Use of Access Tokens for API calls

[rlefever]

First let me say thank you to you and all who have assisted for your time and effort on this project. It is better that the custom inventions of the wheel that I previously used.

In trying to implement access token authentication for APIs I have some questions which I hope I can get help.

1. How to authenticate a raw_token sent as Bearer when the examples seem to show token retrieval methods called on a $user.

// Retrieve a single token by plain text token
$token = $user->getAccessToken($rawToken);

Seems like that would mean the User would have to send credentials each time before the token lookup. If that is the case, what is the use of the access token? I have extended the UserModel but I do not see the hasAccessToken trait being used and therefor do not understand how to call it's methods. Please explain the process and code flow in more detail.

2. The docs state that if you lose the raw_token it cannot be retrieved and the token would have to be revoked and another issued. Problem comes in that the raw_token string is required as input to revokeAccessToken(). Therefore, If you don't have the raw_token, you cannot revoke the acccess token. Am I understanding this correctly? It seems the method simply deletes the record so I used used delete($id) instead.

Thanks again,

[kenjis]

How to authenticate a raw_token sent as Bearer

See TokenAuth filter:

shield/src/Filters/TokenAuth.php

Line 35 in b7b6720

public function before(RequestInterface $request, $arguments = null)

Seems like that would mean the User would have to send credentials each time before the token lookup.

The access token is the credential.

The docs state that if you lose the raw_token it cannot be retrieved and the token would have to be revoked and another issued.

Where is the docs?

[rlefever]

Thanks for the quick reply.

Is that filter in place or do I need to update the Config\Filters? I did not see it so I was trying to create my own.

Authentication -> Generating Access Token states 'The plain text version should be displayed to the user immediately so they can copy it for their use.

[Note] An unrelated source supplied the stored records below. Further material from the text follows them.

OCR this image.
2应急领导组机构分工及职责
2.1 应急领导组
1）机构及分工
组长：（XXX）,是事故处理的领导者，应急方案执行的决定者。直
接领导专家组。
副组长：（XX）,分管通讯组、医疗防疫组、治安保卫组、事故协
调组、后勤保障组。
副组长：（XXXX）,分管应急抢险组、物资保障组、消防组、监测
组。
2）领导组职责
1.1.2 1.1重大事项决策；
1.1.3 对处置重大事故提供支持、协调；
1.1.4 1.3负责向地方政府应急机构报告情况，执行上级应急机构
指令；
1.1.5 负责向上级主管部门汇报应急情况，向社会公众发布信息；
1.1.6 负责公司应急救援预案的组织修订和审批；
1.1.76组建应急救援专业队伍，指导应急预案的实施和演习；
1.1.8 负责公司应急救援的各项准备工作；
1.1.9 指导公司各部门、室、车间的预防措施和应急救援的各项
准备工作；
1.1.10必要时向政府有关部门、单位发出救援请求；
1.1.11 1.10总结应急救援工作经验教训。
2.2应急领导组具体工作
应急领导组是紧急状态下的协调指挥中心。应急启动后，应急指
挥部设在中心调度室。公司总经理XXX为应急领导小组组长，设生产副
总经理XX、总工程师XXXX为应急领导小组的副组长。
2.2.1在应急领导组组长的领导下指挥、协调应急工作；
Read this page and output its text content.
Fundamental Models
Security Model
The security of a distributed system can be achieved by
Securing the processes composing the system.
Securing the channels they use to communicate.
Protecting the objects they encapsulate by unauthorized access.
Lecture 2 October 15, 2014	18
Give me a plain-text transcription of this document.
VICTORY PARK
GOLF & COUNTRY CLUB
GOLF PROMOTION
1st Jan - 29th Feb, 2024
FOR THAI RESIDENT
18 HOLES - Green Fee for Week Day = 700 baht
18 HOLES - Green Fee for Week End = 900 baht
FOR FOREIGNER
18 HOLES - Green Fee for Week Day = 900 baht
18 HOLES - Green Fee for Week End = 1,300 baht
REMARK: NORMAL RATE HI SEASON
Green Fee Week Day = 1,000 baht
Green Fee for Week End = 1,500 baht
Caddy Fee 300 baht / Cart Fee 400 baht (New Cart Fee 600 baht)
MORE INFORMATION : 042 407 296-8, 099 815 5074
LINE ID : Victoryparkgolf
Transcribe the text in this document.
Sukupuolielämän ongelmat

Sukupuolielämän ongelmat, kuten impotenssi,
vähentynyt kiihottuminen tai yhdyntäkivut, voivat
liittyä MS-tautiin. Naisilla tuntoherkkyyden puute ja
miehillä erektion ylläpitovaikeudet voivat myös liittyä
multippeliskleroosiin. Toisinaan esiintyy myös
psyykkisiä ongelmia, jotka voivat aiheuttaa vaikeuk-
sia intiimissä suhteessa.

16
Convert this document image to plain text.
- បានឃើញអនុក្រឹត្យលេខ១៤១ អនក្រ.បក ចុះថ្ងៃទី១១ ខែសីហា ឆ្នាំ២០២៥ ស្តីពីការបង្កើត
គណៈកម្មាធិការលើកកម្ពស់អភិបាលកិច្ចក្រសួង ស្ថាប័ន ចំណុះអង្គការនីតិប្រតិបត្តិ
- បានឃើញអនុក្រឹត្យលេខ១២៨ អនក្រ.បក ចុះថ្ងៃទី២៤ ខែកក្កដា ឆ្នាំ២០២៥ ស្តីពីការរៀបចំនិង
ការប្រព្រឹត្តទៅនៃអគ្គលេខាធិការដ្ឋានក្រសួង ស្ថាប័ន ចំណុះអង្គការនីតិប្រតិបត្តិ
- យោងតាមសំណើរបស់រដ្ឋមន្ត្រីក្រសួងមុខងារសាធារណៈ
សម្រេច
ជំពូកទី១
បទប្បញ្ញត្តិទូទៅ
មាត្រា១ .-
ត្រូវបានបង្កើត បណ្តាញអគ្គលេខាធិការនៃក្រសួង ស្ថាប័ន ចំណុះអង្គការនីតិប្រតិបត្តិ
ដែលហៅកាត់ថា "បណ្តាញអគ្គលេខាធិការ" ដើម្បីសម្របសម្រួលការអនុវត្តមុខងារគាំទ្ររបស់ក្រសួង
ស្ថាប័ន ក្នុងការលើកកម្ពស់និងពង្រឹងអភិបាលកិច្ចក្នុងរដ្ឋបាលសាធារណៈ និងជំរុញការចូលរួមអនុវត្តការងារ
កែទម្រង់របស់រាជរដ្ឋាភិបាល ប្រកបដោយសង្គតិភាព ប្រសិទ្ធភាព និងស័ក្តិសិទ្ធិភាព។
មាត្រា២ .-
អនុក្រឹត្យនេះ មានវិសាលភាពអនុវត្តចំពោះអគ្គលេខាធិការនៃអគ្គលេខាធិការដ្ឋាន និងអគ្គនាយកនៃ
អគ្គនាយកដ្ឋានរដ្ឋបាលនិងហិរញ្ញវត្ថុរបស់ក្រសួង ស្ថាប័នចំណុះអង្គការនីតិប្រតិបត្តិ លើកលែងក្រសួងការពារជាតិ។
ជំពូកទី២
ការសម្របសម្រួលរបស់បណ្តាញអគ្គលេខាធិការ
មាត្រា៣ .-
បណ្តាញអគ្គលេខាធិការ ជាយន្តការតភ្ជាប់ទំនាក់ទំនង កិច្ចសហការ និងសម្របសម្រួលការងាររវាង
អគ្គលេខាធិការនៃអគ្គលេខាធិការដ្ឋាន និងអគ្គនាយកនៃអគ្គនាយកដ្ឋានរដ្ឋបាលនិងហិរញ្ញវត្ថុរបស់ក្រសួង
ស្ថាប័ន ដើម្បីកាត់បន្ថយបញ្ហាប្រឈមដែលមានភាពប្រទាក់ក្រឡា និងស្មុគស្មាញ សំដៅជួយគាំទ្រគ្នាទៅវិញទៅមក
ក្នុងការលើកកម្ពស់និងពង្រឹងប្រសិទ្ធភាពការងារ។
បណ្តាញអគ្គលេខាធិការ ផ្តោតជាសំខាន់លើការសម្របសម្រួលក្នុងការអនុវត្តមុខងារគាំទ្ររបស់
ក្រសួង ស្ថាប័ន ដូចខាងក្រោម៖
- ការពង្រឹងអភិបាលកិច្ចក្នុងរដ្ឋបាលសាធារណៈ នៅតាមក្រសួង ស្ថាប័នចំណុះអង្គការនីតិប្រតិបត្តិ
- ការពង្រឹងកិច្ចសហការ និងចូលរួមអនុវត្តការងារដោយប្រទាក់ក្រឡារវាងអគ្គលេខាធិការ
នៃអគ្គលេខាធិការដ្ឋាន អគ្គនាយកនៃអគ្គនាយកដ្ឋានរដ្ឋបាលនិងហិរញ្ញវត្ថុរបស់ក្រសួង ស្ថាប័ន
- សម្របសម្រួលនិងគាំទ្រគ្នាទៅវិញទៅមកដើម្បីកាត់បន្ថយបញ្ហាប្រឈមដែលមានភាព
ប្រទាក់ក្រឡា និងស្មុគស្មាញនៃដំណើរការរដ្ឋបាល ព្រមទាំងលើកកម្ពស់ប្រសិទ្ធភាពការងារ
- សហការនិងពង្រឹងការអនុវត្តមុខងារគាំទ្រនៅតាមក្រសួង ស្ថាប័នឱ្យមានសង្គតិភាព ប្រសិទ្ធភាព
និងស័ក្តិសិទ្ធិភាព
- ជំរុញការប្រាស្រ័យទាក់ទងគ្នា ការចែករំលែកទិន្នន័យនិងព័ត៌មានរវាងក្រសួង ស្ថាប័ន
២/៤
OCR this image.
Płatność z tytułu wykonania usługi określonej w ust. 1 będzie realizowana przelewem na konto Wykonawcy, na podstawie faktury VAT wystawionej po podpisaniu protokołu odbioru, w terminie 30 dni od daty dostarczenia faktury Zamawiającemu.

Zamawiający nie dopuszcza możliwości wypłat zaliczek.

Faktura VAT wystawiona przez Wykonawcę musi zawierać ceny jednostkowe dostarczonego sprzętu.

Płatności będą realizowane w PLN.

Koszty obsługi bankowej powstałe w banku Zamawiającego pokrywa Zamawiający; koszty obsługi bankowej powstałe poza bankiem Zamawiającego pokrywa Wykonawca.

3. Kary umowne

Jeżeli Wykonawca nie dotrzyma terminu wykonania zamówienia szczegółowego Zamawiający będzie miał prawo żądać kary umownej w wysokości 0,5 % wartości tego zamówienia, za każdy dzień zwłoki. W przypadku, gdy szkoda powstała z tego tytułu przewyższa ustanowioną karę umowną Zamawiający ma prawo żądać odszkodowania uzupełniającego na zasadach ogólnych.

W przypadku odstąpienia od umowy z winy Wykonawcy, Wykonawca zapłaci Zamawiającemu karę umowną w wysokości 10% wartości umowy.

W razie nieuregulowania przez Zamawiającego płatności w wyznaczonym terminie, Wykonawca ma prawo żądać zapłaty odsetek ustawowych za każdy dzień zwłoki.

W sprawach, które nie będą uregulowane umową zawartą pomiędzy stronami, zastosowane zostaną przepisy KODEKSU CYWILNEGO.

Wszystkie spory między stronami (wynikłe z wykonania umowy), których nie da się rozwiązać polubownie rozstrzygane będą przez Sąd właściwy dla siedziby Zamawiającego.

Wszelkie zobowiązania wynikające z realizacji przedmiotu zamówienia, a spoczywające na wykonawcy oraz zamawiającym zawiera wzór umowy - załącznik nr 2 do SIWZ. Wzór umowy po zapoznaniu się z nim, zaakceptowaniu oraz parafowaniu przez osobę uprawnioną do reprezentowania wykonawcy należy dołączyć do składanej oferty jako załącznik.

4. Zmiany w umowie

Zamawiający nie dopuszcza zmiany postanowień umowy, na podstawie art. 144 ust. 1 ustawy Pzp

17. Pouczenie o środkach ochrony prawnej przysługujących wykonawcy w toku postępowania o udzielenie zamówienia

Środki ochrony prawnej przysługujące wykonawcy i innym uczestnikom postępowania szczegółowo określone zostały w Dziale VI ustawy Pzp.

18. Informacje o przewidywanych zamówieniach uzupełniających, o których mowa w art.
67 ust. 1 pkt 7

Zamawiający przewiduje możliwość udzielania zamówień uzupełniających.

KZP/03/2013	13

If a user loses it, they cannot see the raw version anymore, but they can generate a new token to use.'

[kenjis]

If you want to use the filter, you must set in your Config\Filters.
See

• https://github.com/codeigniter4/shield/blob/develop/docs/install.md#controller-filters
• https://codeigniter4.github.io/CodeIgniter4/incoming/filters.html#configuring-filters

[kenjis]

Problem comes in that the raw_token string is required as input to revokeAccessToken(). Therefore, If you don't have the raw_token, you cannot revoke the acccess token. Am I understanding this correctly?

It seems you are confusing a user's view and a developer's view.
If a user lost the token, yes, they don't know it.
But a developer can get any tokens from the database.

By the way what do you want to do?

[rlefever]

I was creating the site admin and user interface. So from an interface point of view where you don't have the raw token to work with I could not revoke. Since the token cannot be updated, I wanted the user to be able to create a new token with different scope and revoke the old token. I also wanted an admin to be able to revoke or even script revoking when a subscriber cancels or doesn't pay.

Would you be so kind as to explain what the force_reset and status/status_message fields are used for?

Given the fields for login as username or email, can either be used or is it just the first in the list?

Also, when is the expires field populated? From the docs it sounds like it would be constantly updated to be a YEAR (used in docs) from the last_used_at date.

[kenjis]

Would you be so kind as to explain what the force_reset and status/status_message fields are used for?

It seems not used now.

[kenjis]

So from an interface point of view where you don't have the raw token to work with I could not revoke.

You can get all tokens with $user->accessTokens():
https://github.com/codeigniter4/shield/blob/develop/docs/authentication.md#retrieving-access-tokens

The raw token should not be displayed, but we (dev) can know it.
So you can create the interface to revoke the specific token without displaying the raw token.